I am using MPlus 7.0 to run a factor analysis on a set of survey item data measuring positive traits. I have used both oblique and orthogonal rotations and also have run it as a bifactor model. I ask for a 2 to 15 factor solution in each case.

The results always come back that the last half of the factors for any given factor solution yields loadings that are extremely low. For example, if I look at a 7 factor solution, the last 4 factors will come back with very low loadings, so low that none of the items are even cross loading onto them (assuming >.32 loading criterion). All the items load much more strongly on one or more of the first three. This pattern persists if I look at the 3 factor solution: the last factor does not have any high loadings on it.

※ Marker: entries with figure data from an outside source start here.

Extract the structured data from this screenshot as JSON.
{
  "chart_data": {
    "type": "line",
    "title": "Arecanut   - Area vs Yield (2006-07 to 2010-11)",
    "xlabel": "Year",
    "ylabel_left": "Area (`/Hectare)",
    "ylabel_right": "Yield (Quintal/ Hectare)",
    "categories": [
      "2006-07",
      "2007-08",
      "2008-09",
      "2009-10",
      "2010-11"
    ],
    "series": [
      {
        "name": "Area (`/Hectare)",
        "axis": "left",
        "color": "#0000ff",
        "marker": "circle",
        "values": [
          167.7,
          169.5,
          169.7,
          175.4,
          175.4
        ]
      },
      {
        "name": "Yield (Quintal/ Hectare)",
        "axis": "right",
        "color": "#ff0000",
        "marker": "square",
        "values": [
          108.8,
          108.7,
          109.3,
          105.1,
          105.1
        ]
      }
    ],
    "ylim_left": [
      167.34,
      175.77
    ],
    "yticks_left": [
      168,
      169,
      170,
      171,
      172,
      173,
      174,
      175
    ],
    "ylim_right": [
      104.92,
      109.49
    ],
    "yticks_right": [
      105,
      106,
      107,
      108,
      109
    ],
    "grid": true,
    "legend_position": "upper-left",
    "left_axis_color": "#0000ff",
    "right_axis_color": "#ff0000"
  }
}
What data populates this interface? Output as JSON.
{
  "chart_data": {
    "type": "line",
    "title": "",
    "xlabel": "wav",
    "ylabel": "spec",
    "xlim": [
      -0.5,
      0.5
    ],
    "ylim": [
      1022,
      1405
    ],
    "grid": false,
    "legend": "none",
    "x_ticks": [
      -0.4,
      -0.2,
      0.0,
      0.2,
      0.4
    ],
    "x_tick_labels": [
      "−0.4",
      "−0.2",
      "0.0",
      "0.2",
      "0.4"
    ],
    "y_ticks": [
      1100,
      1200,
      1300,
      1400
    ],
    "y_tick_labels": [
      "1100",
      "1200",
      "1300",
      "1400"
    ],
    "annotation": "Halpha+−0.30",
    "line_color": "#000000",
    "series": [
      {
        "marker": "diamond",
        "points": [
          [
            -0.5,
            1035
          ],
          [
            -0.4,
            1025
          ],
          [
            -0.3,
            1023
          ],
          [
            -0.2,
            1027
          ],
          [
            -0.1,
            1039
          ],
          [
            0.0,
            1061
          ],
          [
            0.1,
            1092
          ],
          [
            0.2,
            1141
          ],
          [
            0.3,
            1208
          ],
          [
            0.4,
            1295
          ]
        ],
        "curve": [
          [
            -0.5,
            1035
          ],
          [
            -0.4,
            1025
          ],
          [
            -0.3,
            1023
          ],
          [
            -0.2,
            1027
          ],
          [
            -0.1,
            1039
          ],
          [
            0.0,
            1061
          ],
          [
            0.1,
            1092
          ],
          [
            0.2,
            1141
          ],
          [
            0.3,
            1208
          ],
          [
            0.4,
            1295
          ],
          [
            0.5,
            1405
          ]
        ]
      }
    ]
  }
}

What could be causing this?

  • $\begingroup$ What does the 3rd factor look like in the 7 factor solution? What about the 1st factor in each? If the 1st factor is taking a lot of variance, the rest may be noise. How many items in the survey? $\endgroup$
    – Peter Flom
    Commented Jan 19, 2014 at 22:47

1 Answer 1


You are likely attempting to extract too many factors from your item pool. If you have reason to believe that certain items should load to certain factors, then switch to a CFA approach. However, if you don't have a reasonable belief as to which items the factors should load, then stick with the CFA. How many factors to extract and what criteria to use is somewhat controversial. In the early 90s there were substantial discussions about this in reference to the EFA vs PCA debate. I can't find a clear consensus piece about what to do but instead do a bit of what all camps suggest. When I do a factor analysis, I use the following criteria: 1) Run the EFA.
2) Run Glorfeld's extension of Horn's Parallel Analysis and Velicer's Minimum Average Partials (MAP) test. See O'Connor's websitefor easy to use syntax. Examine the Scree Plot.
3) If I'm lucky, then all will be in agreement about the number of factors to use.
4) Examine the rotated solution to see if it makes sense (Personally, I always use oblique rotations because I'm doing exploratory analyses and it makes no sense to me to constrain the model to be orthogonal).
5) Re-run the model extracting 1 more factors. Examine the rotated solution.
6) Repeat 5 until the solution is clearly no good.
7) Aim to have a solution that makes conceptual sense and has at least 3-4 indicators per factor. 8) Extra factors where only 2 items load might indicate local dependence (check item wording/content).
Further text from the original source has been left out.